7. Where medication management factors into ACP
On the surface, medication management seem to play a fairly small role concerning advance care planning. After all, the key components of ACP, according to the book "Internal Medicine Issues in Palliative Cancer Care," are as follows:
- Understanding, reflecting, and discussing the individual's health state and care options in the context of his or her values and goals.
- Formulating and documenting a plan.
- Communicating the plan to involved loved ones and the medical team.
- Reviewing the plan periodically to ensure that it remains consistent with values and goals, especially with changes in health conditions.
- Enacting the plan under the appropriate circumstances.
But medications must be taken into consideration to effectively complete some of these components. First, it's best that an advance care plan includes information about the patient's current medications and their purposes. These details are important as a patient's family and care provider team will benefit from a complete understanding of the patient's current health situation if the patient becomes unable to make their own medical decisions.
Second, medication management should be a topic of discussion during development of the advance directive. Patients should identify whether they want to continue receiving their medications. If a patient is considering stopping one or more medication, they should understand the likely short- and long-term effects of doing so.
Third, during the development of a "living will" as part of the advance directive, patients should indicate what emergency treatments they would want to receive to keep them alive and comfortable, which could include pain medications and other drugs. Important considerations here include possible side effects, costs, and likely effectiveness of those drugs. Medications can take on particularly important roles during end-of-life care.

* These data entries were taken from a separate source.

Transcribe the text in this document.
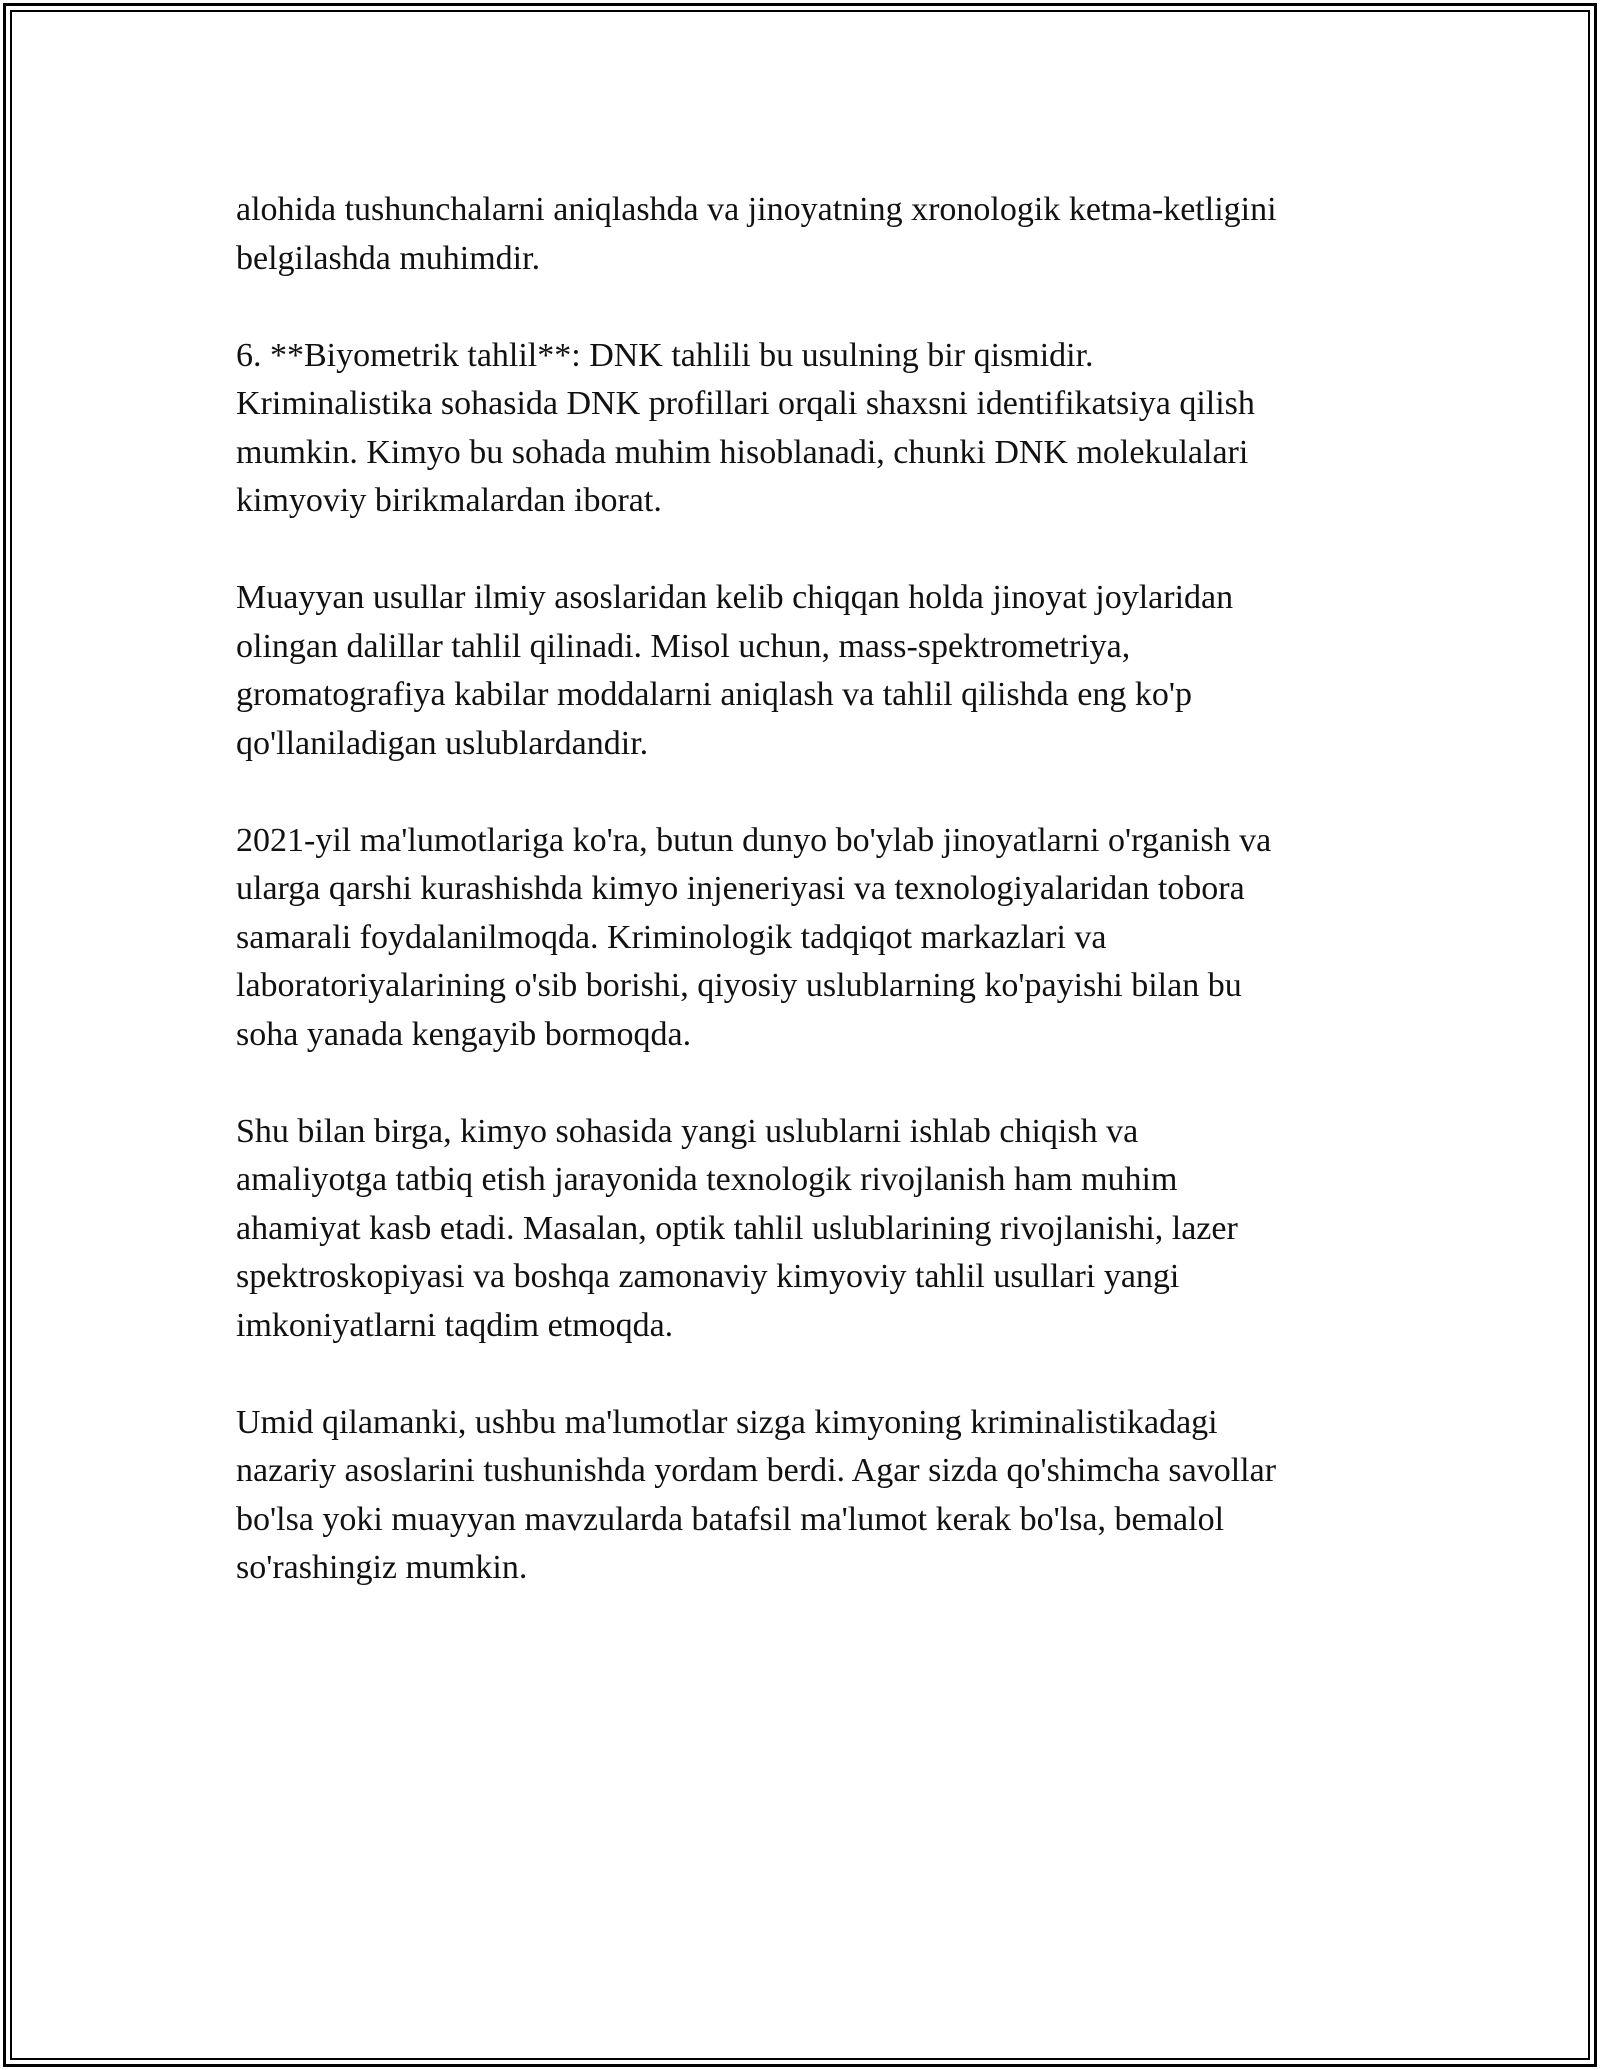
alohida tushunchalarni aniqlashda va jinoyatning xronologik ketma-ketligini
belgilashda muhimdir.

6. **Biyometrik tahlil**: DNK tahlili bu usulning bir qismidir.
Kriminalistika sohasida DNK profillari orqali shaxsni identifikatsiya qilish
mumkin. Kimyo bu sohada muhim hisoblanadi, chunki DNK molekulalari
kimyoviy birikmalardan iborat.

Muayyan usullar ilmiy asoslaridan kelib chiqqan holda jinoyat joylaridan
olingan dalillar tahlil qilinadi. Misol uchun, mass-spektrometriya,
gromatografiya kabilar moddalarni aniqlash va tahlil qilishda eng ko'p
qo'llaniladigan uslublardandir.

2021-yil ma'lumotlariga ko'ra, butun dunyo bo'ylab jinoyatlarni o'rganish va
ularga qarshi kurashishda kimyo injeneriyasi va texnologiyalaridan tobora
samarali foydalanilmoqda. Kriminologik tadqiqot markazlari va
laboratoriyalarining o'sib borishi, qiyosiy uslublarning ko'payishi bilan bu
soha yanada kengayib bormoqda.

Shu bilan birga, kimyo sohasida yangi uslublarni ishlab chiqish va
amaliyotga tatbiq etish jarayonida texnologik rivojlanish ham muhim
ahamiyat kasb etadi. Masalan, optik tahlil uslublarining rivojlanishi, lazer
spektroskopiyasi va boshqa zamonaviy kimyoviy tahlil usullari yangi
imkoniyatlarni taqdim etmoqda.

Umid qilamanki, ushbu ma'lumotlar sizga kimyoning kriminalistikadagi
nazariy asoslarini tushunishda yordam berdi. Agar sizda qo'shimcha savollar
bo'lsa yoki muayyan mavzularda batafsil ma'lumot kerak bo'lsa, bemalol
so'rashingiz mumkin.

Improving Advance Care Planning With Pharmacists
One cannot adequately plan for their own care without considering their medications and how their regimen might change in the event of a life-changing illness or injury, or old age. Involving a pharmacist when advance care planning discussions concern medications and medication management can help ensure patients are in the best position to make sound, informed decisions. In addition, pharmacist involvement can help a patient more effectively explain to family members — who may eventually be tasked with carrying out instructions on behalf of the patient — why the patient has made those decisions.
Pharmacists are particularly well-suited to be involved in advance care planning not only because of their medications expertise. The key ACP components outlined above are similar to those associated with comprehensive medication management (CMM). Pharmacists who have experience with CMM can help their fellow care team members ensure the components for ACP are followed and completed appropriately, thus supporting the efforts of their organizations to achieve higher HEDIS quality scores while better meeting the needs of patients.